La musique est d’abord légère. Offenbach et l’air du french cancan ouvre sur toute une gestuelle très personnelle du chorégraphe.
Dans des danses coordonnées, les artistes fixent des yeux le public, le regardent d’un air amusé et – au passage – s’assassinent mutuellement. Cette mise en bouche s’achève sur une explosion qui fait place à une musique plus sombre, répétitive sur laquelle les danseurs expriment toute l’ironie de la confrontation de la mort administrée aux uns et aux autres et d’une danse joyeuse et totalement insouciante.

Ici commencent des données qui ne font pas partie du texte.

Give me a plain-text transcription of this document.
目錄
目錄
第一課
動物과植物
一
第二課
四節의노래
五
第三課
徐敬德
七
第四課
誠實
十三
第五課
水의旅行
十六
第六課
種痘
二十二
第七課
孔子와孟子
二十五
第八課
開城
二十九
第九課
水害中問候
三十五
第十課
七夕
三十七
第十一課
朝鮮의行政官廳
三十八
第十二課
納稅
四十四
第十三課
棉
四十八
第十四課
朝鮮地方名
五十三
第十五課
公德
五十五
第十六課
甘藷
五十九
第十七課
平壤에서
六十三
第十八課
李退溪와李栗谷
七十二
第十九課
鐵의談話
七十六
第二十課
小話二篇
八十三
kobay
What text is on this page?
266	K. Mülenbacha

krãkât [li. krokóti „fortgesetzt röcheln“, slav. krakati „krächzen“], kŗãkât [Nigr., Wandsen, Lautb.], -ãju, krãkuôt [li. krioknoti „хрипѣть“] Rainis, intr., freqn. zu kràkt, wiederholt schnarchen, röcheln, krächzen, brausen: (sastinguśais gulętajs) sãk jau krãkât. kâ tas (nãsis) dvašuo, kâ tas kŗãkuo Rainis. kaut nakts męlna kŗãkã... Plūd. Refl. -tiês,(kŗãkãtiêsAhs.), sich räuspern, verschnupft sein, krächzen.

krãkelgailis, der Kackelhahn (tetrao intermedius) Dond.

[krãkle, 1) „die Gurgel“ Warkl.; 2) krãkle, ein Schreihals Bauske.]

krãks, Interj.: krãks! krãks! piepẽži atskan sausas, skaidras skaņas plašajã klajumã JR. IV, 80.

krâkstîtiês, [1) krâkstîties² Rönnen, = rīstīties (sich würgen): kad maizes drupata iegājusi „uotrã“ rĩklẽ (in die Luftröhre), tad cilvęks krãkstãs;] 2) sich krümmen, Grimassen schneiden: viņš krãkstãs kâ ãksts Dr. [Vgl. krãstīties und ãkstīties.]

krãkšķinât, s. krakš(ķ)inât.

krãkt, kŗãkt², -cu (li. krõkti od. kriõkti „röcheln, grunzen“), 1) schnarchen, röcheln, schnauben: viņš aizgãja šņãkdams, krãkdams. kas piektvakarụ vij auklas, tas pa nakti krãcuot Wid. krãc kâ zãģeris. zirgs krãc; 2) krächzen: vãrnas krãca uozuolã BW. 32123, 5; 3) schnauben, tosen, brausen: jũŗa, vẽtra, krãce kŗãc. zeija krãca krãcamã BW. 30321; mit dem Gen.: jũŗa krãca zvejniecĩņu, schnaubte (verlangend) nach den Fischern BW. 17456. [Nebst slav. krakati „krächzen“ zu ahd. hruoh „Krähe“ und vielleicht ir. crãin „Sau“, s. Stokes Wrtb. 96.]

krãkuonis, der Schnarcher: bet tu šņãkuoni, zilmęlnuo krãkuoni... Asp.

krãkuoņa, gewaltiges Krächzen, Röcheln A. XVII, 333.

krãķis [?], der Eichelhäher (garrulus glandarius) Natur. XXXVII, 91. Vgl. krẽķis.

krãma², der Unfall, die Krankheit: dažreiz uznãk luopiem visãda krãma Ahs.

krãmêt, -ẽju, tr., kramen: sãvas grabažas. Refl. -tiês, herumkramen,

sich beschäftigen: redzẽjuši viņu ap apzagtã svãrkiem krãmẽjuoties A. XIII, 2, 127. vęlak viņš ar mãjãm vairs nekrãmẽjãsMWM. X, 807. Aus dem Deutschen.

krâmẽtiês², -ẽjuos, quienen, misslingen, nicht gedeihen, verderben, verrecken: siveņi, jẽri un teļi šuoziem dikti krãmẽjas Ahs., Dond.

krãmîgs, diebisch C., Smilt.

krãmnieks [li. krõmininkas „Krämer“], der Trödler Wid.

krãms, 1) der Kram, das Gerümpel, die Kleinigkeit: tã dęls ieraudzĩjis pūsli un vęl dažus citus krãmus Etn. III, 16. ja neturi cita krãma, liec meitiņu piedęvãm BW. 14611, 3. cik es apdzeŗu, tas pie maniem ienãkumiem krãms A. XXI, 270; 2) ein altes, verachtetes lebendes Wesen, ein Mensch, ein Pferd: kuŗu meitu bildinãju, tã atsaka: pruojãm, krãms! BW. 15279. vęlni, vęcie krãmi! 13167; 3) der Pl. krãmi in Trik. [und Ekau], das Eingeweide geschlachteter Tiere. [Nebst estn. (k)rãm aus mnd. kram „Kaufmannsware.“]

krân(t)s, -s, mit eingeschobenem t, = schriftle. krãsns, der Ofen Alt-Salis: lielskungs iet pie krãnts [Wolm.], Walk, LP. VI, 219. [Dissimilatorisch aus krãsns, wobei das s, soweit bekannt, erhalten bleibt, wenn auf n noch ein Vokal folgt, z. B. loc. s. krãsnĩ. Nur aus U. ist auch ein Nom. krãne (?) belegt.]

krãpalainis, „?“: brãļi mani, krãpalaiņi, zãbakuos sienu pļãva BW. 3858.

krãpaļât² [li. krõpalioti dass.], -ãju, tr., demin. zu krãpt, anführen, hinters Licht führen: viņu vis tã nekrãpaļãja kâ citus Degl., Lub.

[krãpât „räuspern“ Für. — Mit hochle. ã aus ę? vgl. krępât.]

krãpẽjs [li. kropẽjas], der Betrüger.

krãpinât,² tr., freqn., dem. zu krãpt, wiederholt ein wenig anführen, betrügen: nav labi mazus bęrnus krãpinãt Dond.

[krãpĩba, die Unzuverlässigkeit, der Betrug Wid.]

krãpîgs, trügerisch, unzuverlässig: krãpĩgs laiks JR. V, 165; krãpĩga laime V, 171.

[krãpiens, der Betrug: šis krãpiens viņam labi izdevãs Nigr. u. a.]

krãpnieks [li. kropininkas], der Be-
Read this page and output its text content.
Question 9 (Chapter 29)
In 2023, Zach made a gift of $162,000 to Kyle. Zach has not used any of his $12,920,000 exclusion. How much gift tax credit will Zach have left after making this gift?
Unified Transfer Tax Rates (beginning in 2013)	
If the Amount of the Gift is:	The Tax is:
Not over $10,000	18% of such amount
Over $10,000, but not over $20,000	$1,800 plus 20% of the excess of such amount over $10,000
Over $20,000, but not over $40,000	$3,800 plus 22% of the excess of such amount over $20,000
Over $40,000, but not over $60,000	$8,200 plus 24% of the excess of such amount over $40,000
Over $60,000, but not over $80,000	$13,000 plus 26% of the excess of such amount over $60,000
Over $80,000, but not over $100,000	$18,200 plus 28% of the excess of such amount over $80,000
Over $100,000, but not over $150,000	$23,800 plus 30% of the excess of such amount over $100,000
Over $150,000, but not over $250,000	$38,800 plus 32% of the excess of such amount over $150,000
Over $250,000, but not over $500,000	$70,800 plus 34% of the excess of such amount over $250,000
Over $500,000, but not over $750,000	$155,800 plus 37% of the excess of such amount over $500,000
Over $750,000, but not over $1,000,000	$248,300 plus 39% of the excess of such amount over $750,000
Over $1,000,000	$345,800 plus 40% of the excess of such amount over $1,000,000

Dans une alternance de lumière et de semi-obscurité, les danseurs se tuent mutuellement et ceux qui restent vivants enchainent leur danse frivole, sans égard pour ceux qui sont tombés. On s’assassine joyeusement. Ou peut-être la violence est-elle d’un niveau tel que la psyché humaine n’est plus capable de l’absorber et rend fou tout ce beau monde.
Puisque tout est grave, rien n’est grave semble dire le ballet. On sent le paradoxe de la chute et de la gaité. Un rideau rouge de théâtre en fond de salle et des guirlandes de petits lampions semblent ajouter au message. Je me meurs, tout va bien. Je t’aime, donc je te tue.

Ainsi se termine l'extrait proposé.